L'investisseur retail français dispose d'un avantage structurel que les institutions n'ont pas : l'absence de contrainte trimestrielle. Aucun comité de gestion ne vous demandera de justifier un trimestre rouge. Cet horizon long est un edge. Encore faut-il l'utiliser.

« La patience est l'edge le plus sous-estimé du retail français. Les institutions ont des contraintes trimestrielles. Nous, on peut tenir 10 ans. »

Vincent Roye, Mai 2026

Le verdict est tranché : sur la thématique IA, la sélection actions buy and hold se résume à une poignée d'hyperscalers tenus avec une discipline de fer. Pas de rotation frénétique, pas de chasse au « prochain NVIDIA », pas de panique sur les drawdowns. Le retail français qui applique un DCA mensuel sur deux ou trois GAFA, avec un sizing rigoureux et un horizon de cinq à dix ans, se positionne mieux que 90% des allocations thématiques du marché. La difficulté n'est pas intellectuelle : c'est émotionnelle. C'est exactement pour ça que cette stratégie bat le reste.

Foire aux questions

Quelle est la différence entre buy and hold et buy and forget ?

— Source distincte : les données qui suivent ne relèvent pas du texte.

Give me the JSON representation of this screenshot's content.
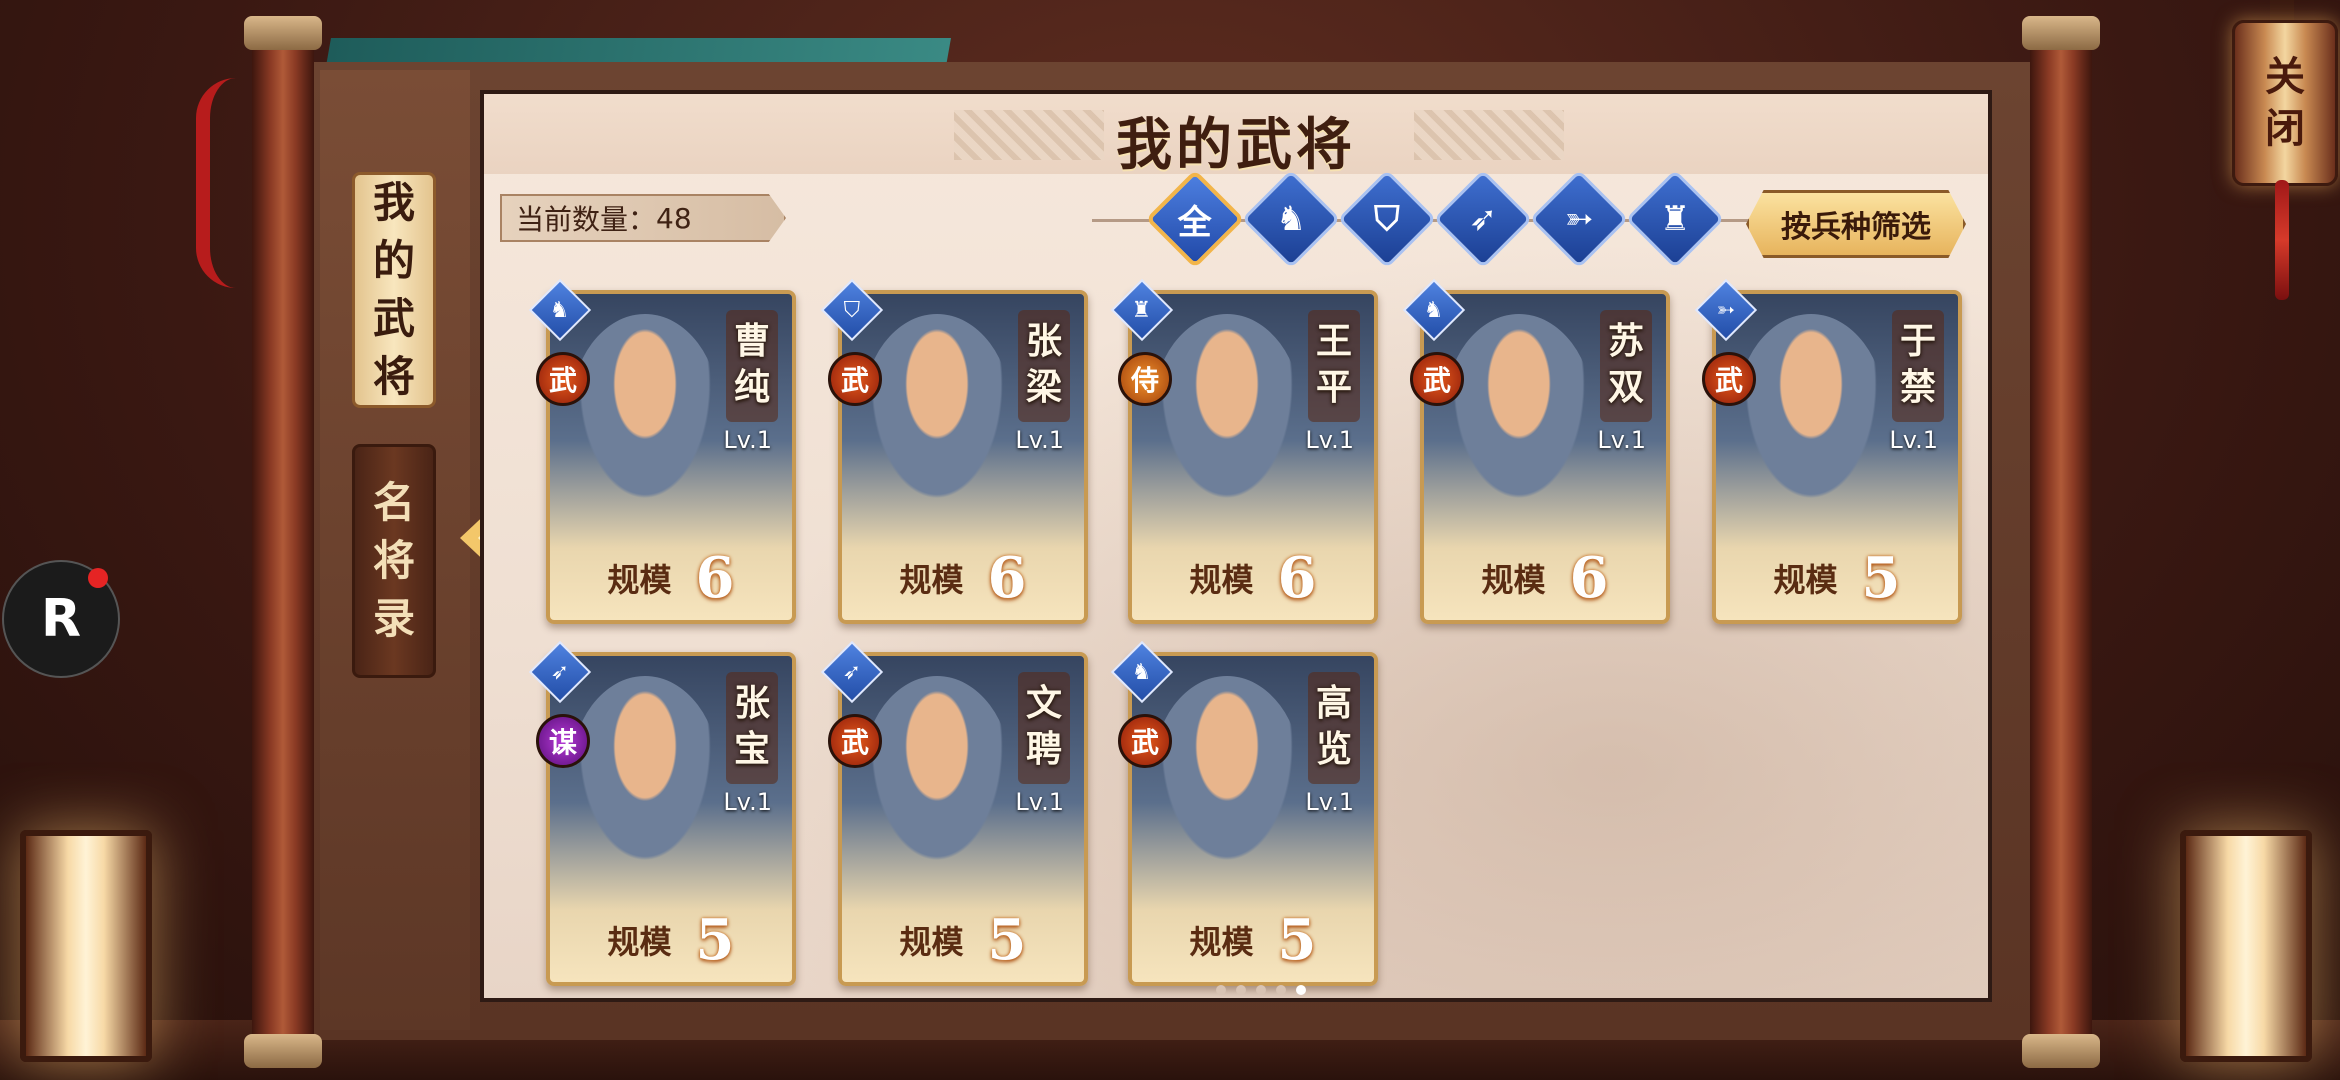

Le buy and hold consiste à conserver ses positions sur le long terme tout en surveillant activement les fondamentaux des entreprises détenues. Le buy and forget ignore totalement l'évolution de la société après l'achat. La nuance est capitale : un investisseur buy and hold vend quand les fondamentaux se dégradent structurellement, pas quand le cours baisse temporairement.

Combien d'actions faut-il détenir dans un portefeuille buy and hold IA ?

Un portefeuille entre 15 et 30 lignes offre une diversification suffisante pour absorber les chocs sans diluer la performance. Sur la thématique IA spécifiquement, deux à quatre hyperscalers en socle complétés par des positions satellites (picks and shovels, énergie, semis) couvrent l'essentiel du spectre. Aucune ligne ne devrait dépasser 10% du portefeuille total.

Les ETF thématiques IA sont-ils une bonne alternative au stock picking ?

Les ETF « IA & Robotique » contiennent souvent 30% de noms qui n'ont aucun lien réel avec l'intelligence artificielle. Avant d'acheter un ETF thématique, lisez sa composition ligne par ligne. Un ETF Nasdaq large ou un MSCI World sur PEA offre généralement une exposition plus propre aux hyperscalers qu'un produit labellisé IA. Ceci n'est pas un conseil financier personnalisé.

Quel est le meilleur moment pour commencer une stratégie buy and hold ?

Il n'existe pas de moment optimal. La méthode DCA (investissement programmé mensuel) élimine précisément ce problème : vous investissez régulièrement quelle que soit la situation du marché. Historiquement, le S&P 500 a délivré 10,2% annualisé depuis 1957. Tenter de « timer » le marché coûte plus cher en opportunités manquées que d'acheter au « mauvais » moment.

Le PEA est-il adapté à une stratégie buy and hold sur les GAFA ?

Le PEA ne permet pas d'acheter directement des actions américaines individuelles. Cependant, de nombreux ETF UCITS éligibles PEA répliquent le Nasdaq 100 ou le S&P 500, offrant une exposition significative aux GAFA. L'avantage fiscal du PEA (exonération d'impôt sur les plus-values après 5 ans, hors prélèvements sociaux) en fait l'enveloppe naturelle pour une stratégie long terme.